By as similar reasoning, the addition of the counterterm to the Feynman rules always cancels the $\frac{1}{\omega}$ pole from any tadpole sub-diagram, rendering every correlation function finite. As a word of warning, however, this is not typical of quantum field theories. For example in 4-d $\phi^4$-theory, there are new divergences at each order in $\lambda$, for which we have to add more and more counterterms. In particular, the leading $\frac{1}{\omega^2}$-divergence will cancel between the first two diagrams as above, but only to leave a $\frac{1}{\omega}$-pole that still diverges. However, as we will see, the $\phi$-dependence of all of the counterterms is just like one of the terms that is already in the Lagrangian, and this is what makes the theory renormalizable.

To summarize, we can combine the Lagrangian and counterterms into a renormalized Lagrangian \begin{equation} \mathcal{L}_\text{Ren} = -\frac{1}{2} \partial_\mu \phi \partial^\mu \phi -\frac{1}{2} m_\text{bare}^2 \phi^2 – \frac{1}{4!} \lambda_\text{bare} \phi^4 \end{equation} with “bare” parameters \begin{equation} \begin{split} \lambda_\text{bare} =&\; \lambda_0 M^2 = \lambda \\ m_\text{bare}^2 =&\; m^2 – \frac{\lambda_0 M^2}{4\pi} \left( \frac{2}{\omega} + F\right) \end{split} \end{equation} The bare parameters in the Lagrangian are unphysical (and usually infinite in the $\omega\to 0$ limit).
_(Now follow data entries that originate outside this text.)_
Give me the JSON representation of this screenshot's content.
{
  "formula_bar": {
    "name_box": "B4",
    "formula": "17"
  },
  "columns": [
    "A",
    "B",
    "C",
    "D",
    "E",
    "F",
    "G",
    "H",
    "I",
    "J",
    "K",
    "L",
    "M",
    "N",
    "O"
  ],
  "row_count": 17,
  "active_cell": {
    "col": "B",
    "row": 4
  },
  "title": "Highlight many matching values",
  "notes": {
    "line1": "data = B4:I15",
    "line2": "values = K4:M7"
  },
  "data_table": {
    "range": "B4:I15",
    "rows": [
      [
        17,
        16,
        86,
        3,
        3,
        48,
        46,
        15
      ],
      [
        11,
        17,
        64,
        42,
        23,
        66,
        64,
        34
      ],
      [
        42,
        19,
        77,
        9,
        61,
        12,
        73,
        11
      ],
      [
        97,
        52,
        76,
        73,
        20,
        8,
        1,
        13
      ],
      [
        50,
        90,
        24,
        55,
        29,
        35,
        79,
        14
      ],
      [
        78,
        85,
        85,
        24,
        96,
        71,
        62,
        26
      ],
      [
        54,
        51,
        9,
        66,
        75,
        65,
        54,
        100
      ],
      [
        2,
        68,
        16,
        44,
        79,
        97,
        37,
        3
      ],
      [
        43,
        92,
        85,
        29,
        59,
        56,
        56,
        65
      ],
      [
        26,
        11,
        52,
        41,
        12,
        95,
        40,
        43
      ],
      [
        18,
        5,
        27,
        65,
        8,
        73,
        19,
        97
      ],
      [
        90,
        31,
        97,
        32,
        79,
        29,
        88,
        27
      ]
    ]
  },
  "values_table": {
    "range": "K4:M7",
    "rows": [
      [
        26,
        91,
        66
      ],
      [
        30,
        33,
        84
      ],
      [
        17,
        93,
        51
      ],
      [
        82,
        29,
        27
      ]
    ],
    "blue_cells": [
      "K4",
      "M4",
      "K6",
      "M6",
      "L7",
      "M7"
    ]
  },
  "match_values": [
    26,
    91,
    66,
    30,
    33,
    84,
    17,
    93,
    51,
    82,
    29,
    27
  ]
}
We can now compute correlation functions in two ways, either using the renormalized Lagrangian and bare parameters or using the original Lagrangian with (divergent) counterterms. Either way, the divergences in the $\omega\to 0$ limit cancel to give finite correlation functions \begin{equation} \Gamma_{\mathcal{L}_\text{Ren}} (k_1, \dots, k_n; m_\text{bare}^2, \lambda_\text{bare}, \omega) = \Gamma_{\mathcal{L}+\mathcal{L}_\text{ct}} (k_1, \dots, k_n; m^2, \lambda_0, M, \omega). \end{equation} Analyzing the $M$-dependence of this equation will lead us to the renormalization group later, but before we get there we need to understand how to relate the parameters to the physical mass and coupling strength.

Really, the mass and coupling constant are experimental input. Because of the ambiguities introduced in the renormalization procedure, these are not directly related to any set of parameters in the Lagrangian. Instead, we have to fix a certain number of observables and match the computed value (as a power series in the coupling constant, most likely) to the experimental input. The ambiguity in choosing a particular set of observables is called the “renormalization prescription”, and reflects the ambiguity in the finite part of the counterterms.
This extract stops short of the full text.